Но еще больше она была благодарна человеку, которому себя вверила и который ее успокоил. Он ни о чем ее не спрашивал, ни за что не корил. Когда под неприязненными взглядами стоявших в длинной очереди людей она поднялась по грязной лестнице большого доходного дома на Гороховой улице в его квартиру и ее провели в просто убранную комнату с иконами и лампадами, Вера Константиновна впервые за много месяцев сумела разрыдаться, заплакав еще обильней, чем некогда ревела ее маленькая падчерица на берегу Шеломи.
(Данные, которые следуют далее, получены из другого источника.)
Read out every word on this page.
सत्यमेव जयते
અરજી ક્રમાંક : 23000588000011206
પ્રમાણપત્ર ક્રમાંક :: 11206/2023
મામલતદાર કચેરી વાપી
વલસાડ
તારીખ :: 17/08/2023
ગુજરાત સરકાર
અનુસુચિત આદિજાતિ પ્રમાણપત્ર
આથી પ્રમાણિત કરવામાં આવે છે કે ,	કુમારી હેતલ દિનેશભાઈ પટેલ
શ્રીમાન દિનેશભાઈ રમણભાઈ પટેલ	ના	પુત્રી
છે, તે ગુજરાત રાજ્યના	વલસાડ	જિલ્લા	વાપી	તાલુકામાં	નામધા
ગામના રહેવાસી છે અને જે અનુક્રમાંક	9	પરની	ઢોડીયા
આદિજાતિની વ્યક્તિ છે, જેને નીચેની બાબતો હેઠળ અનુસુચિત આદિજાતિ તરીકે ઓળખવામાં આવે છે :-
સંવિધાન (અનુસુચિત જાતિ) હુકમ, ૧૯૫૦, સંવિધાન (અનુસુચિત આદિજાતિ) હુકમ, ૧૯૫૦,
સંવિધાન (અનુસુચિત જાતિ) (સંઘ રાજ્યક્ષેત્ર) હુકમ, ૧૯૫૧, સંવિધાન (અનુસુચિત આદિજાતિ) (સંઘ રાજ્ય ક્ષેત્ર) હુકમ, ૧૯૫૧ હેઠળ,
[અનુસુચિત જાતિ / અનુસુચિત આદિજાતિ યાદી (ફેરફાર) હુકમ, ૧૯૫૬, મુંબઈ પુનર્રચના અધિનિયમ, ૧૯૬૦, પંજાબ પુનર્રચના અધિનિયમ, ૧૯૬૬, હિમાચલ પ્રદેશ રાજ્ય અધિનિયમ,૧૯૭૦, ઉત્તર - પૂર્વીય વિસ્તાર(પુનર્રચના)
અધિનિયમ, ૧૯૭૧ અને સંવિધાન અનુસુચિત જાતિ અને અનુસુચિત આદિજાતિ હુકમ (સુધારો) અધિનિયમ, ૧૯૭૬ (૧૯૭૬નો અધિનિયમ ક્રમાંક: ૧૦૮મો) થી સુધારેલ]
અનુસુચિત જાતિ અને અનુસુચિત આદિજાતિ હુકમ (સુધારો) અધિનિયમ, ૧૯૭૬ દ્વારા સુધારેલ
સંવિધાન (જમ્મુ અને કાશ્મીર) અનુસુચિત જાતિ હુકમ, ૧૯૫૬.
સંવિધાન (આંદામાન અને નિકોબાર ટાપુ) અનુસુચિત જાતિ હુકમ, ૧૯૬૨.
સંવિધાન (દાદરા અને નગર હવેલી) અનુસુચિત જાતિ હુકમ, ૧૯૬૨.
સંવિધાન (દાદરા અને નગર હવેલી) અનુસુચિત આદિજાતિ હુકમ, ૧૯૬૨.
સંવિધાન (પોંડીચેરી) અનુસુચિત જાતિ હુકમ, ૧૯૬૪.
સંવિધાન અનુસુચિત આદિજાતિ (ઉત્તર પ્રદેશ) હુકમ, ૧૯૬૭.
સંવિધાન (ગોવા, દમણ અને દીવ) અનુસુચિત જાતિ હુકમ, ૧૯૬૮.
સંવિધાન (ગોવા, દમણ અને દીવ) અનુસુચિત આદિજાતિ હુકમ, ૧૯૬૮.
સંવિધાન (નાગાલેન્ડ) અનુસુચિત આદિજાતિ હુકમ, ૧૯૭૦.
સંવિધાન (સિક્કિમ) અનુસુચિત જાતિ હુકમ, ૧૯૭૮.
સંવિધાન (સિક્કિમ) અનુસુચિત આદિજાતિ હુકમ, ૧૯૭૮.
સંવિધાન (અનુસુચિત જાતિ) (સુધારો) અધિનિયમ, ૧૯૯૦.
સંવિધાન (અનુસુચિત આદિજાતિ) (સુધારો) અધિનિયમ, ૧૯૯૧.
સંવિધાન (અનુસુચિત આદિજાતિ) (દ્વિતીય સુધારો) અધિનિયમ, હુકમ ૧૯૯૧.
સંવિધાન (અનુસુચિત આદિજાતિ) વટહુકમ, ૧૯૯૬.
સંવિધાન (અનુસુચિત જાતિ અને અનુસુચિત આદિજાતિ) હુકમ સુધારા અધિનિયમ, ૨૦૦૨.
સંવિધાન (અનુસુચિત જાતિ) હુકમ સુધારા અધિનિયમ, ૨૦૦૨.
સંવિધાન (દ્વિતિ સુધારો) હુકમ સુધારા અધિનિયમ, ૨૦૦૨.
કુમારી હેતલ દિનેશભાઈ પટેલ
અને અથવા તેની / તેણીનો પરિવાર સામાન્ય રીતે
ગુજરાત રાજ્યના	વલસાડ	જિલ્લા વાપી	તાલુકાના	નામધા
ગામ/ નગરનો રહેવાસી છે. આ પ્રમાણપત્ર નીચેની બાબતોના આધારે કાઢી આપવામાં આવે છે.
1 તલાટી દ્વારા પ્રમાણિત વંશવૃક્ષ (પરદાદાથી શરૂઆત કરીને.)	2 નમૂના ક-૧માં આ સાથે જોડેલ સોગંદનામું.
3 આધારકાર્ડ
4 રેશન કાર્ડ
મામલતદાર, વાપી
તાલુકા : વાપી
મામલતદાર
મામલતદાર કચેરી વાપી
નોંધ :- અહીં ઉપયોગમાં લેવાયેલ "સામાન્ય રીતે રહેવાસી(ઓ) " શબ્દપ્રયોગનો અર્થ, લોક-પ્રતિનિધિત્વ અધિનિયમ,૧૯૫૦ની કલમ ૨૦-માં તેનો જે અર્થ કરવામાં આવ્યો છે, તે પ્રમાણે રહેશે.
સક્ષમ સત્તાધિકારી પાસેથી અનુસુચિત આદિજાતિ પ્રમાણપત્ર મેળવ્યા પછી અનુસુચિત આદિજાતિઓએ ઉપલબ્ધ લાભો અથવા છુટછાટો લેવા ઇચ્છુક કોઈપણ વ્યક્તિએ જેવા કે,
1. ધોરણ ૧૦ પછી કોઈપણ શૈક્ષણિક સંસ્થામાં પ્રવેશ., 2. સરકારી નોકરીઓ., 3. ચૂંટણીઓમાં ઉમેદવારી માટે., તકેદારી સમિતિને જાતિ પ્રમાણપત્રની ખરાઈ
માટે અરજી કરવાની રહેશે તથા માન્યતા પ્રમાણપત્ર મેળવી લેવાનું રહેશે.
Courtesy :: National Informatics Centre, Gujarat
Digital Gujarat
Но не от умиления сердца – от страха. Он поначалу ей совсем не понравился, этот неопрятный дикий деревенский мужик, похожий на пастуха Трофима: вот-вот какую-нибудь глупость скажет или задаст не-уклюжий вопрос, однако он ничего не говорил. Он все видел, все знал, понимал и просто молчал, не останавливая ее, не мешая. Потом взял за руку, посмотрел в глаза, сказал несколько простых слов, и под его тяжелым взглядом, под звуками глухого голоса Вера Константиновна смирилась. То неистовое, что роилось в ее душе, улеглось и затихло, страшные мысли оставили ее, растворились в выплаканных слезах, на смену им пришла покорность, сладкая, прежде неведомая ей потребность повиноваться этому человеку, его голосу, его рукам. Она знала, что у этого повиновения не может быть и не будет границ, она понимала, что сделает все, что он захочет и когда захочет, она помнила все, что знала о нем, что читала в газетах и чему ужасалась прежде, но все равно пошла за ним доверчиво и безоглядно, стала одной из тех, кто его окружал, кто служил ему, слушал его, доверял и был предан. Но никогда бы она не предала его, не стала бы за ним следить, доносить, причинять зло. И, ко-гда сказала об этом в маленьком доме, Аннушка не удивилась, лишь печально покачала головой:
– Неужели и вы тоже?
Вера Константиновна поняла, что она не первая, кто проходил через это предложение и это испытание, и она выдержала его, а значит, выдержит и все остальное. Ей было хорошо среди своих новых сестер, с ними можно было не сомневаться, не отчаиваться, не унывать, а просто и без рассуждения верить. Она больше не просыпалась от страха по ночам, не смотрела с непонятной тоской на порошки из аптеки, спокойно проходила по высоким мостам над вязкой невской водой, и мчащийся поезд не вызывал у нее притяжения и страха. Только теперь она поняла, сколь ужасной была ее прежняя жизнь, и за это душевное освобождение была готова все принять. И, когда придет ее черед, когда настанет день и он потребует с нее ту плату, которую берут с женщин мужчины, когда скажет ей, что так надо и именно в этом заключено ее послушание, разве усомнится она хоть на одно мгновение и посчитает такую любовь грехом? Разве не отдаст ему всю свою нежность, как уже отдала боль? Но он ничего не просил – он просто был. И она счастливо ждала своего часа, взволнованная, трепетная, чистая.